溫蒻云嫻不喜歡更是厭惡有人這般擅作主張的操控自己的身體。
這種失控的感覺,應當沒有人會喜歡。
溫蒻云嫻聲音漸冷,自然不會給她好臉色。
“你不如直接告訴我,你到底在懷疑什么。”
女聲不會感覺不到溫蒻云嫻暗含的怒氣,只是她并不在意,語氣依舊淡漠,毫無變化。
“真神從來沒有殺過溫蒻嬴尤,帝凌絕說了謊。”
溫蒻云嫻眉頭不展,心中卻是倍感荒謬。
“那我識海內的那段記憶又怎么說,記憶這種東西怎能偽造?”
女聲聲音淡淡,似乎早有預料她會這樣問。
“記憶自然可以偽造,且你的記憶并不完整,你莫要斷章取義。”
溫蒻云嫻心中逐漸冷靜下來。
涅盤沒必要騙自己。
她也不是個死腦筋,雖然生氣也不會聽不進她的話。
她一直都是理智的,對于那素未謀面的帝凌絕更不會是那種無腦又絕對的信任。
畢竟他們之間并無實實在在的養育之恩,她的話未嘗不可信。
“那你又如何能確定真神不曾殺過溫,”溫蒻云嫻頓了頓,心中又覺直呼其名似乎不太禮貌,臨時改口道,“不曾殺過我母親?”
涅盤聲音淡淡,語氣卻是異常篤定。
“真神從未親手殺過任何人,這是他作為神的職責,他不可能違背。”
溫蒻云嫻倒是更相信涅盤此時的話。
神不能傷及凡人,倒也合理。
“所以你忙活了數月,可得出了什么結論。”
弄清由頭的溫蒻云嫻此時心氣漸消,說話也是心平氣和了不少。
“你的確是溫蒻云嫻,是我多心了。”
溫蒻云嫻笑了笑,目光如鏡。
“我是與不是,又有什么關系。”
涅盤卻是有些不能理解她此番之言。
“何出此言。”
溫蒻云嫻但笑不語。
她為自己而活,名字和身份地位不過是她的代號。
她愿意怎樣活著,便要怎樣耀眼的活著。
不論她是誰。
“說于你也不會懂,我們之間有代溝,無法交流。”
溫蒻云嫻現在心態平靜,對涅盤倒也不再似之前那般排斥。
涅盤也不追問,只是話鋒一轉,“封印你的實力,只是為了查看的更為仔細,希望你不要因此心生怨懟。”

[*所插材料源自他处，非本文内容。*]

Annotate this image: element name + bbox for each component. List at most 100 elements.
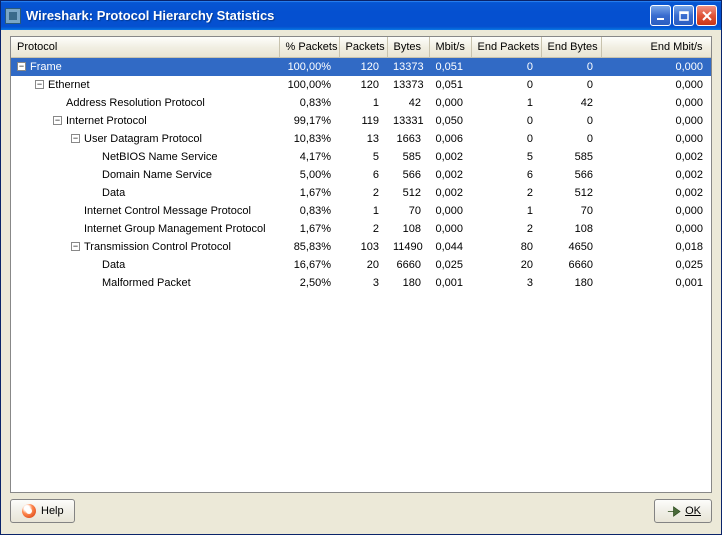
cell-endm: 0,000: [601, 220, 711, 238]
cell-packets: 13: [339, 130, 387, 148]
cell-packets: 120: [339, 76, 387, 94]
stats-table[interactable]: Protocol% PacketsPacketsBytesMbit/sEnd P…: [11, 37, 712, 292]
cell-endp: 0: [471, 112, 541, 130]
cell-endp: 1: [471, 94, 541, 112]
cell-bytes: 70: [387, 202, 429, 220]
table-row[interactable]: Internet Control Message Protocol0,83%17…: [11, 202, 711, 220]
cell-mbit: 0,006: [429, 130, 471, 148]
table-row[interactable]: Domain Name Service5,00%65660,00265660,0…: [11, 166, 711, 184]
cell-endb: 70: [541, 202, 601, 220]
cell-endp: 20: [471, 256, 541, 274]
cell-endb: 0: [541, 57, 601, 76]
cell-bytes: 585: [387, 148, 429, 166]
cell-endp: 0: [471, 76, 541, 94]
window-title: Wireshark: Protocol Hierarchy Statistics: [26, 8, 650, 23]
column-header[interactable]: End Packets: [471, 37, 541, 57]
cell-endp: 1: [471, 202, 541, 220]
protocol-label: Data: [102, 259, 125, 271]
cell-mbit: 0,051: [429, 76, 471, 94]
column-header[interactable]: Packets: [339, 37, 387, 57]
protocol-label: Address Resolution Protocol: [66, 97, 205, 109]
cell-bytes: 108: [387, 220, 429, 238]
ok-button[interactable]: OK: [654, 499, 712, 523]
table-row[interactable]: −User Datagram Protocol10,83%1316630,006…: [11, 130, 711, 148]
cell-endm: 0,000: [601, 76, 711, 94]
cell-pct: 0,83%: [279, 94, 339, 112]
tree-toggle-icon[interactable]: −: [71, 242, 80, 251]
client-area: Protocol% PacketsPacketsBytesMbit/sEnd P…: [4, 30, 718, 531]
cell-bytes: 13373: [387, 57, 429, 76]
help-button-label: Help: [41, 505, 64, 517]
tree-toggle-icon[interactable]: −: [17, 62, 26, 71]
table-row[interactable]: −Frame100,00%120133730,051000,000: [11, 57, 711, 76]
cell-mbit: 0,002: [429, 184, 471, 202]
column-header[interactable]: Mbit/s: [429, 37, 471, 57]
cell-endm: 0,025: [601, 256, 711, 274]
minimize-button[interactable]: [650, 5, 671, 26]
table-row[interactable]: Address Resolution Protocol0,83%1420,000…: [11, 94, 711, 112]
protocol-label: Internet Protocol: [66, 115, 147, 127]
help-button[interactable]: Help: [10, 499, 75, 523]
protocol-label: Frame: [30, 61, 62, 73]
cell-endm: 0,002: [601, 184, 711, 202]
cell-bytes: 180: [387, 274, 429, 292]
cell-endm: 0,002: [601, 148, 711, 166]
table-header-row[interactable]: Protocol% PacketsPacketsBytesMbit/sEnd P…: [11, 37, 711, 57]
cell-endm: 0,001: [601, 274, 711, 292]
table-body: −Frame100,00%120133730,051000,000−Ethern…: [11, 57, 711, 292]
cell-packets: 1: [339, 94, 387, 112]
stats-table-container: Protocol% PacketsPacketsBytesMbit/sEnd P…: [10, 36, 712, 493]
cell-endp: 80: [471, 238, 541, 256]
cell-endb: 180: [541, 274, 601, 292]
cell-endb: 6660: [541, 256, 601, 274]
cell-packets: 119: [339, 112, 387, 130]
column-header[interactable]: End Mbit/s: [601, 37, 711, 57]
cell-endp: 2: [471, 184, 541, 202]
cell-endm: 0,000: [601, 94, 711, 112]
titlebar[interactable]: Wireshark: Protocol Hierarchy Statistics: [1, 1, 721, 30]
cell-mbit: 0,044: [429, 238, 471, 256]
cell-endm: 0,000: [601, 57, 711, 76]
cell-bytes: 42: [387, 94, 429, 112]
column-header[interactable]: End Bytes: [541, 37, 601, 57]
cell-packets: 2: [339, 220, 387, 238]
table-row[interactable]: Data16,67%2066600,0252066600,025: [11, 256, 711, 274]
cell-endm: 0,018: [601, 238, 711, 256]
app-icon: [5, 8, 21, 24]
maximize-button[interactable]: [673, 5, 694, 26]
cell-endb: 0: [541, 76, 601, 94]
protocol-label: Data: [102, 187, 125, 199]
cell-mbit: 0,000: [429, 94, 471, 112]
table-row[interactable]: −Transmission Control Protocol85,83%1031…: [11, 238, 711, 256]
cell-mbit: 0,001: [429, 274, 471, 292]
cell-endb: 585: [541, 148, 601, 166]
cell-pct: 99,17%: [279, 112, 339, 130]
column-header[interactable]: % Packets: [279, 37, 339, 57]
cell-endm: 0,000: [601, 130, 711, 148]
table-row[interactable]: −Ethernet100,00%120133730,051000,000: [11, 76, 711, 94]
table-row[interactable]: −Internet Protocol99,17%119133310,050000…: [11, 112, 711, 130]
protocol-label: Transmission Control Protocol: [84, 241, 231, 253]
cell-bytes: 13331: [387, 112, 429, 130]
table-row[interactable]: NetBIOS Name Service4,17%55850,00255850,…: [11, 148, 711, 166]
cell-endb: 4650: [541, 238, 601, 256]
protocol-label: Internet Control Message Protocol: [84, 205, 251, 217]
close-button[interactable]: [696, 5, 717, 26]
table-row[interactable]: Internet Group Management Protocol1,67%2…: [11, 220, 711, 238]
tree-toggle-icon[interactable]: −: [53, 116, 62, 125]
table-row[interactable]: Data1,67%25120,00225120,002: [11, 184, 711, 202]
cell-endp: 3: [471, 274, 541, 292]
table-row[interactable]: Malformed Packet2,50%31800,00131800,001: [11, 274, 711, 292]
tree-toggle-icon[interactable]: −: [35, 80, 44, 89]
cell-packets: 6: [339, 166, 387, 184]
cell-mbit: 0,000: [429, 202, 471, 220]
cell-mbit: 0,002: [429, 166, 471, 184]
ok-button-label: OK: [685, 505, 701, 517]
column-header[interactable]: Protocol: [11, 37, 279, 57]
cell-endm: 0,002: [601, 166, 711, 184]
dialog-footer: Help OK: [10, 497, 712, 525]
cell-pct: 2,50%: [279, 274, 339, 292]
tree-toggle-icon[interactable]: −: [71, 134, 80, 143]
column-header[interactable]: Bytes: [387, 37, 429, 57]
cell-bytes: 13373: [387, 76, 429, 94]
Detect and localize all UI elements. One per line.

溫蒻云嫻忍住想要翻白眼的沖動,她不提這事還行,一提她剛壓下去的火氣蹭蹭又冒了出來,語氣自然有些不善。
“那你當時為何不直接告訴我你的目的?”
許是她的話過于犀利,涅盤并未及時應答,她似乎后知后覺的意識到了自己的疏漏。
“抱歉,此次是我未曾處理妥當。”
溫蒻云嫻看她如此干凈利落的道歉也不好再說些什么,她也懶得在這件事上過多糾纏,火氣驟消。
過了這么久,她也不愿意常常執著于此。
“算了算了,知道你一片苦心。你只要告訴我我于何時才能恢復實力。”
涅盤想了想,語氣平靜,“應當就在今日,只是不知具體會在何時。”
溫蒻云嫻聽了卻是有些不爽,“什么叫應當?”
“凡事并無絕對,我無法絕對保證。”
雖然知道涅盤所言屬實,但溫蒻云嫻還是頗為憋屈。
她還真是不知道“委婉”為何物,死腦筋的很!
溫蒻云嫻深吸一口氣,算了,她就不和一個殘魂計較,不與她一般見識。